This is the most important file in the project for output quality. Most tuning happens here.

## File upload handling

The UI supports four formats:
- **TXT/MD** — read directly as the prompt
- **PDF** — extracted via PyMuPDF (fitz)
- **DOCX** — extracted via python-docx
- **CSV** — parsed as a structured FSD with columns: Section, Module, Feature, Description, Entities, Relationships, ENUM Candidates, Priority. Converted to a formatted prompt with headers and sections.

## Testing

48 unit tests across three modules, all runnable without an API key:
- `test_renderer.py` — SQL output structure, deferred FKs, edge cases
- `test_business_validator.py` — each validation check with positive and negative cases
- `test_models.py` — serialization, JSON Schema compliance, round-trip

The eval harness (`eval.py`) runs test prompts through the actual pipeline (needs API key) and reports: pass/fail, table count, ENUM count, latency, errors.

## Why certain decisions were made

**Why Structured Outputs instead of raw JSON parsing?**
Because the model sometimes produces malformed JSON — missing brackets, trailing commas, keys in the wrong order. Structured Outputs guarantees the response matches the Pydantic model. No parsing failures, ever.

**Why deterministic SQL rendering?**
Because LLMs are inconsistent with SQL syntax. One run might use `SERIAL`, another `INT GENERATED ALWAYS AS IDENTITY`. One might put `NOT NULL` before `DEFAULT`, another after. Deterministic rendering means consistent, testable output.

**Why a repair loop instead of just retrying from scratch?**
Because most errors are small — a non-snake_case enum value, a missing column. Feeding the specific errors back to the model and asking it to fix them is cheaper and more effective than regenerating everything.

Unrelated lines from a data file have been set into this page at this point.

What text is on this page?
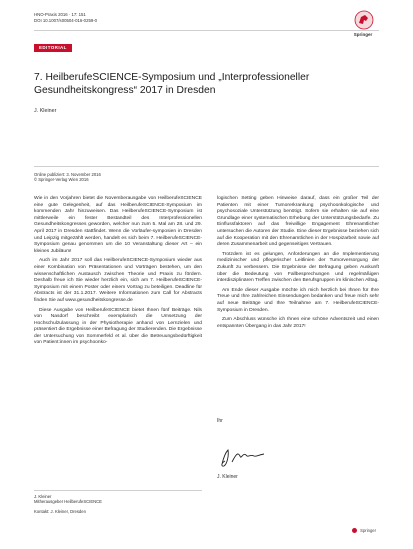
HNO-Praxis 2016 · 17: 151
DOI 10.1007/s00504-016-0259-0
Springer
EDITORIAL
7. HeilberufeSCIENCE-Symposium und „Interprofessioneller Gesundheitskongress“ 2017 in Dresden
J. Kleiner
Online publiziert: 3. November 2016
© Springer-Verlag Wien 2016

Wie in den Vorjahren bietet die Novemberausgabe von HeilberufeSCIENCE eine gute Gelegenheit, auf das HeilberufeSCIENCE-Symposium im kommenden Jahr hinzuweisen. Das HeilberufeSCIENCE-Symposium ist mittlerweile ein fester Bestandteil des Interprofessionellen Gesundheitskongresses geworden, welcher nun zum 5. Mal am 28. und 29. April 2017 in Dresden stattfindet. Wenn die Vorläufer-symposien in Dresden und Leipzig mitgezählt werden, handelt es sich beim 7. HeilberufeSCIENCE-Symposium genau genommen um die 10 Veranstaltung dieser Art – ein kleines Jubiläum!

Auch im Jahr 2017 soll das HeilberufeSCIENCE-Symposium wieder aus einer Kombination von Präsentationen und Vorträgen bestehen, um den wissenschaftlichen Austausch zwischen Theorie und Praxis zu fördern. Deshalb freue ich Sie wieder herzlich ein, sich am 7. HeilberufeSCIENCE-Symposium mit einem Poster oder einem Vortrag zu beteiligen. Deadline für Abstracts ist der 31.1.2017. Weitere Informationen zum Call for Abstracts finden Sie auf www.gesundheitskongresse.de

Diese Ausgabe von HeilberufeSCIENCE bietet Ihnen fünf Beiträge. Nils von Nasdorf beschreibt exemplarisch die Umsetzung der Hochschulzulassung in der Physiotherapie anhand von Lernzielen und präsentiert die Ergebnisse einer Befragung der Studierenden. Die Ergebnisse der Untersuchung von Sommerfeld et al. über die Betreuungsbedürftigkeit von Patient:innen im psychoonko-

logischen Setting geben Hinweise darauf, dass ein großer Teil der Patienten mit einer Tumorerkrankung psychoonkologische und psychosoziale Unterstützung benötigt. Sofern sie erhalten sie auf eine Grundlage einer systematischen Erhebung der Unterstützungsbedarfe. Zu Einflussfaktoren auf das freiwillige Engagement Ehrenamtlicher untersuchen die Autoren der Studie. Eine dieser Ergebnisse beziehen sich auf die Kooperation mit den Ehrenamtlichen in der Hospizarbeit sowie auf deren Zusammenarbeit und gegenseitiges Vertrauen.

Trotzdem ist es gelungen, Anforderungen an die Implementierung medizinischer und pflegerischer Leitlinien der Tumorversorgung der Zukunft zu verbessern. Die Ergebnisse der Befragung geben Auskunft über die Bedeutung von Fallbesprechungen und regelmäßigen interdisziplinären Treffen zwischen den Berufsgruppen im klinischen Alltag.

Am Ende dieser Ausgabe möchte ich mich herzlich bei Ihnen für Ihre Treue und Ihre zahlreichen Einsendungen bedanken und freue mich sehr auf neue Beiträge und Ihre Teilnahme am 7. HeilberufeSCIENCE-Symposium in Dresden.

Zum Abschluss wünsche ich Ihnen eine schöne Adventszeit und einen entspannten Übergang in das Jahr 2017!

Ihr
J. Kleiner
J. Kleiner
Mitherausgeber HeilberufeSCIENCE
Kontakt: J. Kleiner, Dresden
Springer
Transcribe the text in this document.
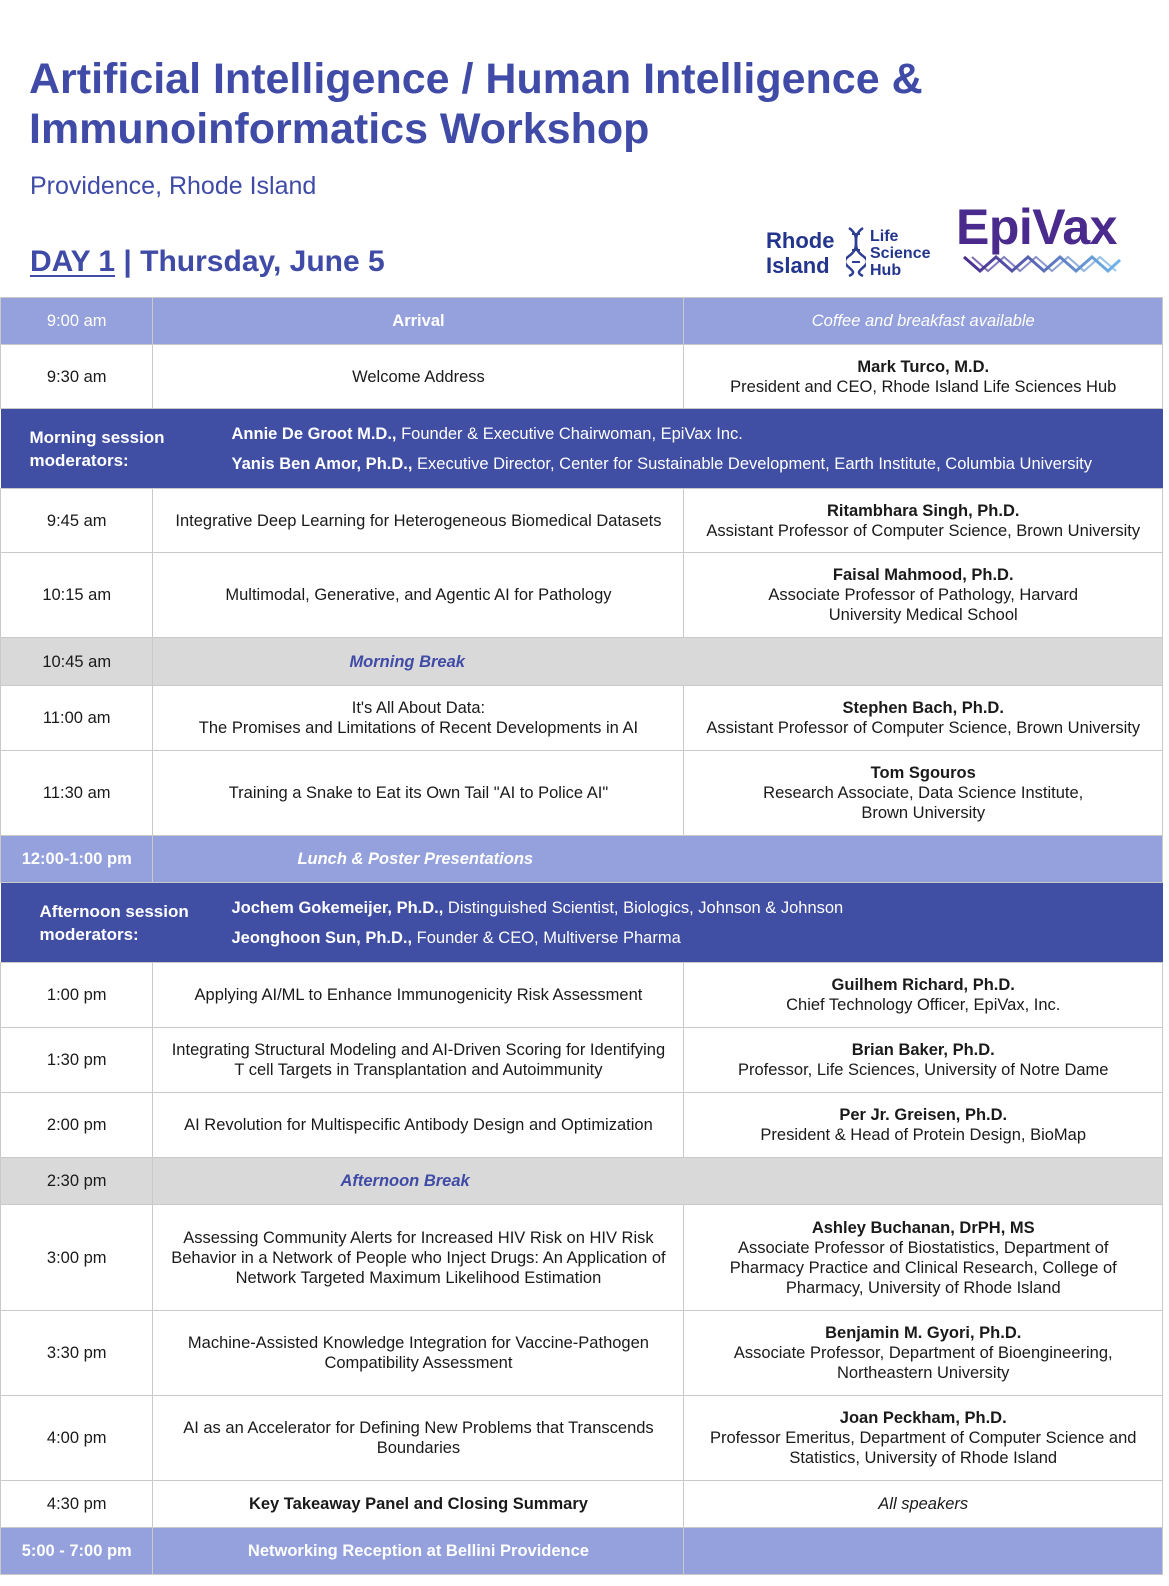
Artificial Intelligence / Human Intelligence &
Immunoinformatics Workshop
Providence, Rhode Island
DAY 1 | Thursday, June 5
Rhode
Island
Life
Science
Hub
EpiVax
9:00 am	Arrival	Coffee and breakfast available
9:30 am	Welcome Address	Mark Turco, M.D.
President and CEO, Rhode Island Life Sciences Hub

Morning session moderators:
Annie De Groot M.D., Founder & Executive Chairwoman, EpiVax Inc.
Yanis Ben Amor, Ph.D., Executive Director, Center for Sustainable Development, Earth Institute, Columbia University		

9:45 am	Integrative Deep Learning for Heterogeneous Biomedical Datasets	Ritambhara Singh, Ph.D.
Assistant Professor of Computer Science, Brown University

10:15 am	Multimodal, Generative, and Agentic AI for Pathology	Faisal Mahmood, Ph.D.
Associate Professor of Pathology, Harvard University Medical School

10:45 am	Morning Break	
11:00 am	It's All About Data:
The Promises and Limitations of Recent Developments in AI	Stephen Bach, Ph.D.
Assistant Professor of Computer Science, Brown University

11:30 am	Training a Snake to Eat its Own Tail "AI to Police AI"	Tom Sgouros
Research Associate, Data Science Institute,
Brown University

12:00-1:00 pm	Lunch & Poster Presentations	

Afternoon session moderators:
Jochem Gokemeijer, Ph.D., Distinguished Scientist, Biologics, Johnson & Johnson
Jeonghoon Sun, Ph.D., Founder & CEO, Multiverse Pharma		

1:00 pm	Applying AI/ML to Enhance Immunogenicity Risk Assessment	Guilhem Richard, Ph.D.
Chief Technology Officer, EpiVax, Inc.

1:30 pm	Integrating Structural Modeling and AI-Driven Scoring for Identifying T cell Targets in Transplantation and Autoimmunity	Brian Baker, Ph.D.
Professor, Life Sciences, University of Notre Dame

2:00 pm	AI Revolution for Multispecific Antibody Design and Optimization	Per Jr. Greisen, Ph.D.
President & Head of Protein Design, BioMap

2:30 pm	Afternoon Break	
3:00 pm	Assessing Community Alerts for Increased HIV Risk on HIV Risk Behavior in a Network of People who Inject Drugs: An Application of Network Targeted Maximum Likelihood Estimation	Ashley Buchanan, DrPH, MS
Associate Professor of Biostatistics, Department of Pharmacy Practice and Clinical Research, College of Pharmacy, University of Rhode Island

3:30 pm	Machine-Assisted Knowledge Integration for Vaccine-Pathogen Compatibility Assessment	Benjamin M. Gyori, Ph.D.
Associate Professor, Department of Bioengineering, Northeastern University

4:00 pm	AI as an Accelerator for Defining New Problems that Transcends Boundaries	Joan Peckham, Ph.D.
Professor Emeritus, Department of Computer Science and Statistics, University of Rhode Island

4:30 pm	Key Takeaway Panel and Closing Summary	All speakers
5:00 - 7:00 pm	Networking Reception at Bellini Providence	
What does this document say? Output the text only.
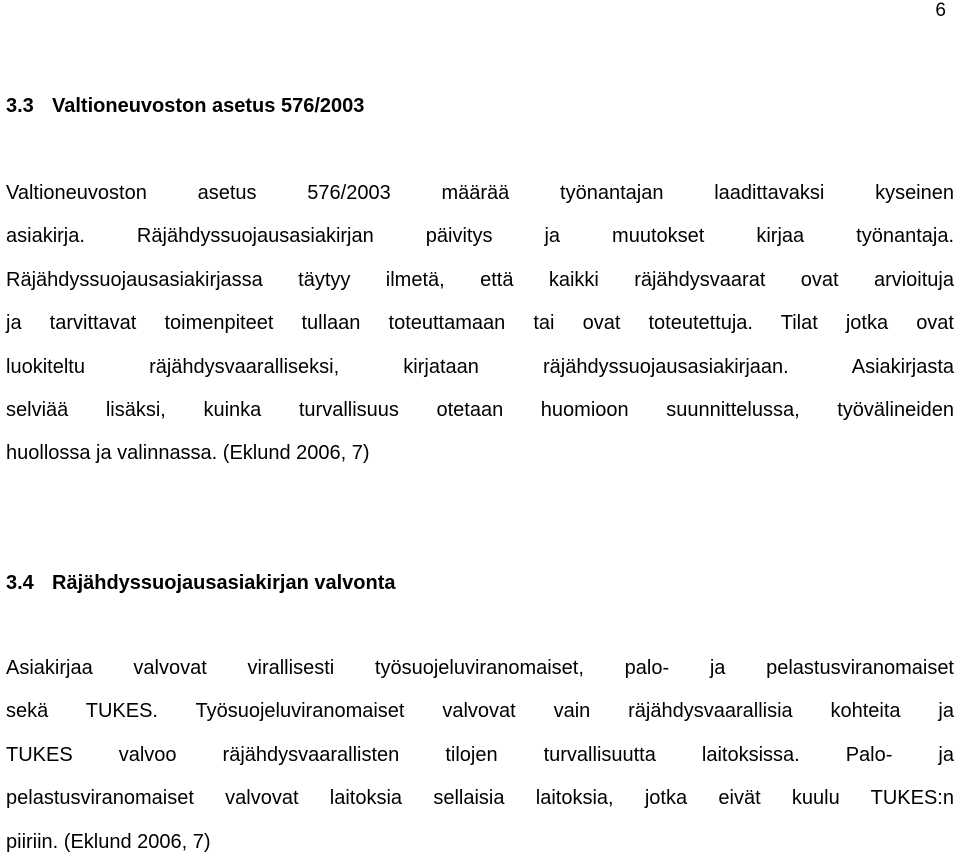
6
3.3 Valtioneuvoston asetus 576/2003
Valtioneuvoston asetus 576/2003 määrää työnantajan laadittavaksi kyseinen
asiakirja. Räjähdyssuojausasiakirjan päivitys ja muutokset kirjaa työnantaja.
Räjähdyssuojausasiakirjassa täytyy ilmetä, että kaikki räjähdysvaarat ovat arvioituja
ja tarvittavat toimenpiteet tullaan toteuttamaan tai ovat toteutettuja. Tilat jotka ovat
luokiteltu räjähdysvaaralliseksi, kirjataan räjähdyssuojausasiakirjaan. Asiakirjasta
selviää lisäksi, kuinka turvallisuus otetaan huomioon suunnittelussa, työvälineiden
huollossa ja valinnassa. (Eklund 2006, 7)
3.4 Räjähdyssuojausasiakirjan valvonta
Asiakirjaa valvovat virallisesti työsuojeluviranomaiset, palo- ja pelastusviranomaiset
sekä TUKES. Työsuojeluviranomaiset valvovat vain räjähdysvaarallisia kohteita ja
TUKES valvoo räjähdysvaarallisten tilojen turvallisuutta laitoksissa. Palo- ja
pelastusviranomaiset valvovat laitoksia sellaisia laitoksia, jotka eivät kuulu TUKES:n
piiriin. (Eklund 2006, 7)
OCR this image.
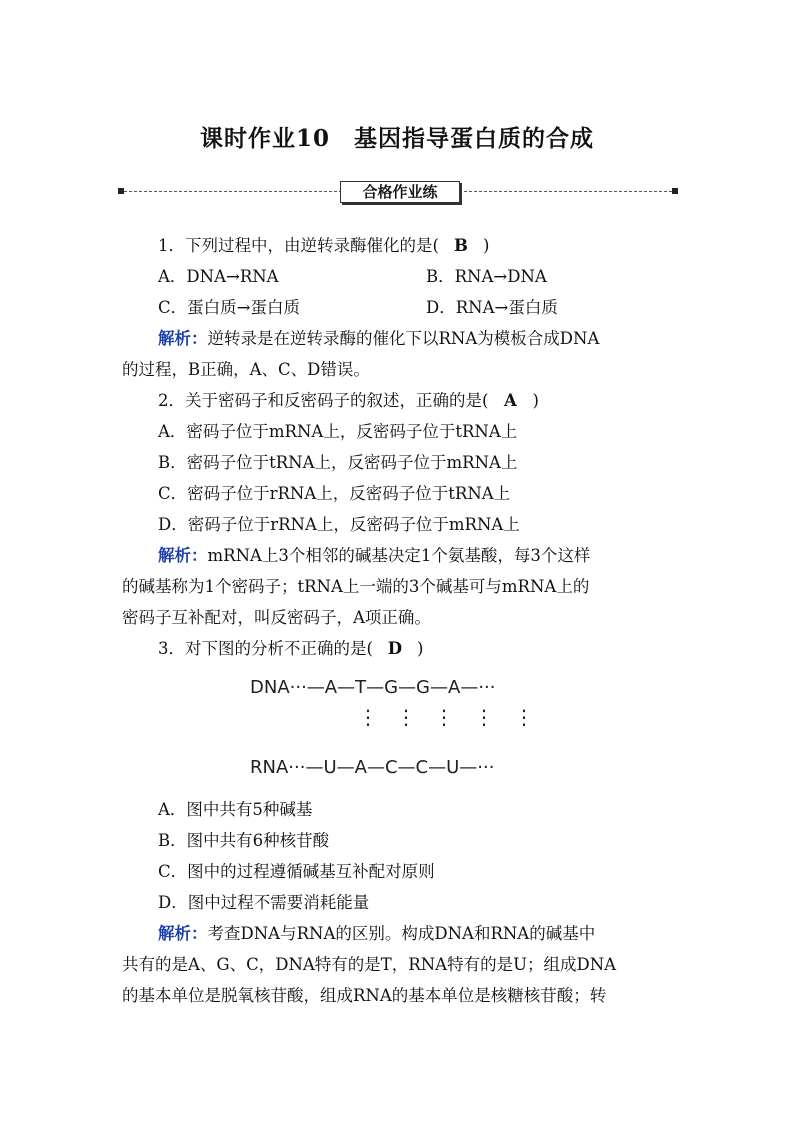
课时作业10　基因指导蛋白质的合成
合格作业练
1．下列过程中，由逆转录酶催化的是( B )
A．DNA→RNA	B．RNA→DNA
C．蛋白质→蛋白质	D．RNA→蛋白质
解析：逆转录是在逆转录酶的催化下以RNA为模板合成DNA
的过程，B正确，A、C、D错误。
2．关于密码子和反密码子的叙述，正确的是( A )
A．密码子位于mRNA上，反密码子位于tRNA上
B．密码子位于tRNA上，反密码子位于mRNA上
C．密码子位于rRNA上，反密码子位于tRNA上
D．密码子位于rRNA上，反密码子位于mRNA上
解析：mRNA上3个相邻的碱基决定1个氨基酸，每3个这样
的碱基称为1个密码子；tRNA上一端的3个碱基可与mRNA上的
密码子互补配对，叫反密码子，A项正确。
3．对下图的分析不正确的是( D )
DNA···—A—T—G—G—A—···
⋮ ⋮ ⋮ ⋮ ⋮
RNA···—U—A—C—C—U—···
A．图中共有5种碱基
B．图中共有6种核苷酸
C．图中的过程遵循碱基互补配对原则
D．图中过程不需要消耗能量
解析：考查DNA与RNA的区别。构成DNA和RNA的碱基中
共有的是A、G、C，DNA特有的是T，RNA特有的是U；组成DNA
的基本单位是脱氧核苷酸，组成RNA的基本单位是核糖核苷酸；转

**Why split analysis and planning in v2?**
The analysis step uses a cheap model (gpt-4o-mini) for classification and entity extraction. Planning uses a strong model (gpt-4o) for the actual schema design. Different tasks, different cost/capability tradeoffs. The analysis also gives the planner a cleaner view of the input — especially useful when the raw input is a messy FSD.